Hi Steve, 1. The filesystem is 60% full. 2. I've copied a file (2632 blocks) from an affected node and here is what i've got: from affected node: filefrag /mnt/gfs/xymon-4.3.0.tar.gz /mnt/gfs/xymon-4.3.0.tar.gz: 652 extents found the same file copied from unaffected node to another location: filefrag /mnt/gfs/tmp/xymon-4.3.0.tar.gz /mnt/gfs/tmp/xymon-4.3.0.tar.gz: 157 extents found a file created on 2009 and about the same size: filefrag /mnt/gfs/awstats/data/awstats022009.test.txt /mnt/gfs/awstats/data/awstats022009.test.txt: 1 extent found 3. Where can I find that document? I don't have any entitlements right now but maybe I can access it. Thank you.
Sorry, the filesystem is 66% full. total: 200G used: 132G free: 69G
It looks like you have more extents than I'd expect for only ~2600 blocks on the affected node, and your fs is probably full enough to have hit the problem. The document is, I'm afraid, only available to those with an RHN account, but the same information has been repeated by myself (and others) many times on the mailing lists. It is a question of taking into account the cache performance of GFS2 in order to gain the most from it. I'm going to close this bz as a dup of the existing, known issue that is almost certainly causing the problem you've reported. I would also suggest that you consider either moving to a paid support contract with Red Hat or to use Fedora. In the latter case, the particular problem has been fixed for a long time now, and it is much more uptodate.

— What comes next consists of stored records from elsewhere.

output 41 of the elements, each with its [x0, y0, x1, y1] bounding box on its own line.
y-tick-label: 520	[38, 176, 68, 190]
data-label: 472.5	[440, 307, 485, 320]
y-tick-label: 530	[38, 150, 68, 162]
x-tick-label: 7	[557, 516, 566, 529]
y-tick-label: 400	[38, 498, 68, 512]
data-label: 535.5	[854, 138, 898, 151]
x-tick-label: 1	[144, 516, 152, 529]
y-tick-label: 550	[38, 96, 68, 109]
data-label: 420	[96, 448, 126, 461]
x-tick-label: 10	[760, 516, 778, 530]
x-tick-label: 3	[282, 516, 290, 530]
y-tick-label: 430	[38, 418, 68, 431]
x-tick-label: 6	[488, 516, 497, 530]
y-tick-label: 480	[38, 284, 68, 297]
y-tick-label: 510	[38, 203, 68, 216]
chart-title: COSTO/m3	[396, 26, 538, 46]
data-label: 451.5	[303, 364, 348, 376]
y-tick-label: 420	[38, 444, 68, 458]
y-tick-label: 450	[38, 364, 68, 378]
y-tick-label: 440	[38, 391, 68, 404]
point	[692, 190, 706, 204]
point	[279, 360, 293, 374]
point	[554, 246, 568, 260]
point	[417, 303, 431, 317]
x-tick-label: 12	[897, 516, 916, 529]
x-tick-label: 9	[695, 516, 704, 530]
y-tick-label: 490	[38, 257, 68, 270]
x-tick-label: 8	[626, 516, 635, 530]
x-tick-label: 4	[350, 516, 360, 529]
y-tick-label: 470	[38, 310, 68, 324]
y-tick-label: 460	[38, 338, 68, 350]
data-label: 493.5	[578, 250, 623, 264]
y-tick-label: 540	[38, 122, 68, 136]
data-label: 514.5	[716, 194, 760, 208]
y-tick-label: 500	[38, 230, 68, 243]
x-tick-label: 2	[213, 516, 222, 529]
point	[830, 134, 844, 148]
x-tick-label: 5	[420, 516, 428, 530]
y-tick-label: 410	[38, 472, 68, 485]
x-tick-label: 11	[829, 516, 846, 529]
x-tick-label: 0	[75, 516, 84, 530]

The problem with CentOS is that they are not picking up updates in a timely manner, so that you are likely to run into a few issues that have long since been fixed in other distros.

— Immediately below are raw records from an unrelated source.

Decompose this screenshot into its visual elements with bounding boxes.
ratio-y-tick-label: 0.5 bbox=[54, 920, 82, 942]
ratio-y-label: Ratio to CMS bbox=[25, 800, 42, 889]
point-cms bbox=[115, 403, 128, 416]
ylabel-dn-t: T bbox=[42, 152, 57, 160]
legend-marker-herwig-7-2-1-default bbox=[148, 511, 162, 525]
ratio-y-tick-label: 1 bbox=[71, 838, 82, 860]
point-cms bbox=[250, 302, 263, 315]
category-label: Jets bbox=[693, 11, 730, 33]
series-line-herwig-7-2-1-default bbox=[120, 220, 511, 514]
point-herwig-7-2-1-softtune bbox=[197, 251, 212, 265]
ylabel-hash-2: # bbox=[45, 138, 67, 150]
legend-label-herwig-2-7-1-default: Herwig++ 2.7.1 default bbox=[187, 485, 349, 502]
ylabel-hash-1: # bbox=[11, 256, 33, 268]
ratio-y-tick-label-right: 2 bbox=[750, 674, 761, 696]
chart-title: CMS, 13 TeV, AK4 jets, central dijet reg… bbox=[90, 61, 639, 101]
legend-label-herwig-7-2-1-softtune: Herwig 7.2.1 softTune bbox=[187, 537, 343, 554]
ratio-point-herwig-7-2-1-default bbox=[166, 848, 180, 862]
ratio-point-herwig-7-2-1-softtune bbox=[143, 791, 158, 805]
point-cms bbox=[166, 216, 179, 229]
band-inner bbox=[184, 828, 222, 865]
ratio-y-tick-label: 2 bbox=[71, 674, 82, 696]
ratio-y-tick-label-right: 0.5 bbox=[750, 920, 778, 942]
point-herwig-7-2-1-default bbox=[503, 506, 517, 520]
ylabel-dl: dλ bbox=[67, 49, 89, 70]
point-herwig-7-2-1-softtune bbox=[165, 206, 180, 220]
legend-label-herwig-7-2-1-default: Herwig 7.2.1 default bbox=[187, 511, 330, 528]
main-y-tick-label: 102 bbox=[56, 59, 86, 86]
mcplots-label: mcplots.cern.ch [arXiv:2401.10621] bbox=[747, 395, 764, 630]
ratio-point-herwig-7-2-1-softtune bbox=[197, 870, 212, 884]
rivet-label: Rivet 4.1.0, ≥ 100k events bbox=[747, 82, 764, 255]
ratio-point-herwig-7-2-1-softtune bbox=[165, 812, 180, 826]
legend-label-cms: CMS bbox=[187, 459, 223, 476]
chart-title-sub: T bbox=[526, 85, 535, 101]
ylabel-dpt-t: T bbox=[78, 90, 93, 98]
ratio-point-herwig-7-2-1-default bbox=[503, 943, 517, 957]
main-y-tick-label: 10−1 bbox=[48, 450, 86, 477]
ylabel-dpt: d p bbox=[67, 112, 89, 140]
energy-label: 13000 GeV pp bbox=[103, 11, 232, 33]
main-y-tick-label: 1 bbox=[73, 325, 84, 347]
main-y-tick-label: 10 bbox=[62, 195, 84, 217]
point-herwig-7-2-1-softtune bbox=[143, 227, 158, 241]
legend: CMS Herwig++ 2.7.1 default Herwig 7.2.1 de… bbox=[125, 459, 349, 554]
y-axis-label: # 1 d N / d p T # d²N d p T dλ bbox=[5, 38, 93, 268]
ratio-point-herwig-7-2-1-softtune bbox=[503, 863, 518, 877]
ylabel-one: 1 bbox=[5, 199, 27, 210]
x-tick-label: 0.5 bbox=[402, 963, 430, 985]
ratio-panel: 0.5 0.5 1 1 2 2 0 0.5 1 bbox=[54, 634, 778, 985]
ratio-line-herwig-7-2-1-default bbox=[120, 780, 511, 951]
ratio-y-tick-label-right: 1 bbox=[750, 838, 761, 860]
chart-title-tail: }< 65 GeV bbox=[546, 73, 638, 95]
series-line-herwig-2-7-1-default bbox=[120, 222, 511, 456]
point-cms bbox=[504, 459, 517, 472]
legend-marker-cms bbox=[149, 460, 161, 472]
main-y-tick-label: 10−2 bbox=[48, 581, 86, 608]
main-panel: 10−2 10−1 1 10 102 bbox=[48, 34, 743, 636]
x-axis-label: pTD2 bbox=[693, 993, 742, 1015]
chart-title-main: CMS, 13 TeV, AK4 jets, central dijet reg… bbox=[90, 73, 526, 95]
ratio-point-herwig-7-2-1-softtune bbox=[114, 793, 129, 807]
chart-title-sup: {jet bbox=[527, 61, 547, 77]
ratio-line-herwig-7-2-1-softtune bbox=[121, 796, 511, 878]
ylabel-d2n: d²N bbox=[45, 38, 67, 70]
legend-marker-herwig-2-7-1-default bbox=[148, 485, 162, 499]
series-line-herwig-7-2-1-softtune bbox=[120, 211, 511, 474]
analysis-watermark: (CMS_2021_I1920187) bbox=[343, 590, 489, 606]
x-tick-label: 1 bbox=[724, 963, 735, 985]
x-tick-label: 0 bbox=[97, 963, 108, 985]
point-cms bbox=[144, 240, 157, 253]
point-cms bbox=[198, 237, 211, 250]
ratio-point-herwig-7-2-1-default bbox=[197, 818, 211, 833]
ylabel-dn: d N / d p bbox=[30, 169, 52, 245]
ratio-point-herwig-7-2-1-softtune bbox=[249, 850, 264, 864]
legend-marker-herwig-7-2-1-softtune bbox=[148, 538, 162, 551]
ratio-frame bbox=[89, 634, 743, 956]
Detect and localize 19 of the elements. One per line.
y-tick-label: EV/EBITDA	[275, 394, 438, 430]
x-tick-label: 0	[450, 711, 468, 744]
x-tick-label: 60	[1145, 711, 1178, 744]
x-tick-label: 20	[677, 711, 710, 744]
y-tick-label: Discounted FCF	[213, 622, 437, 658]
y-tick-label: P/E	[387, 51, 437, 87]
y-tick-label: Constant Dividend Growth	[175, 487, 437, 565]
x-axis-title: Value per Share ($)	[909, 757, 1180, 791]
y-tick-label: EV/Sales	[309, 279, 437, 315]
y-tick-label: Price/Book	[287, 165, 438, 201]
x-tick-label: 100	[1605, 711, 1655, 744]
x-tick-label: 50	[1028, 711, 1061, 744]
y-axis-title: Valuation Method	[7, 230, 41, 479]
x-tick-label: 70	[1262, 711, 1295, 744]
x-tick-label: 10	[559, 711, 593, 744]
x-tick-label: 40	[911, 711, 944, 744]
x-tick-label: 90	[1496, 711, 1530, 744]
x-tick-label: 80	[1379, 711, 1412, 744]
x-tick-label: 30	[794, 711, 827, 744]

*** This bug has been marked as a duplicate of bug 683155 ***
Steve, is this problem fixed in RHEL 5? Is Fedora OK for production use? Isn't Fedora's policy to give updates for only 13 months on each release? Cheers
Yes, it will be fixed in RHEL 5.7, and it has also been released in z-stream for 5.4.z and 5.6.z, however these z releases do not make their way into CentOS to the best of my knowledge, so there will be no released CentOS with this fix until 5.7. Yes, it is Fedora policy to only release updates for a fairly limited period of time. My point was not that Fedora was suitable for production use, but more that it will get fixes much quicker than CentOS which has to wait both for the RHEL process and then for its own processes before updates are ready. So Fedora is good for evaluation use, and also if you are willing to do your own support. CentOS has its uses, but it does appear to be a bit behind the time wrt GFS2. I don't often use any of the Debian package manager based distros (Ubuntu, etc) but they may potentially offer a solution closer to what you are looking for (a balance between update frequency and stability) though I can't vouch for that. If on the other hand, you want the support to be done for you, and at risk of sounding like an advert, there is really no substitute for paid-for distros.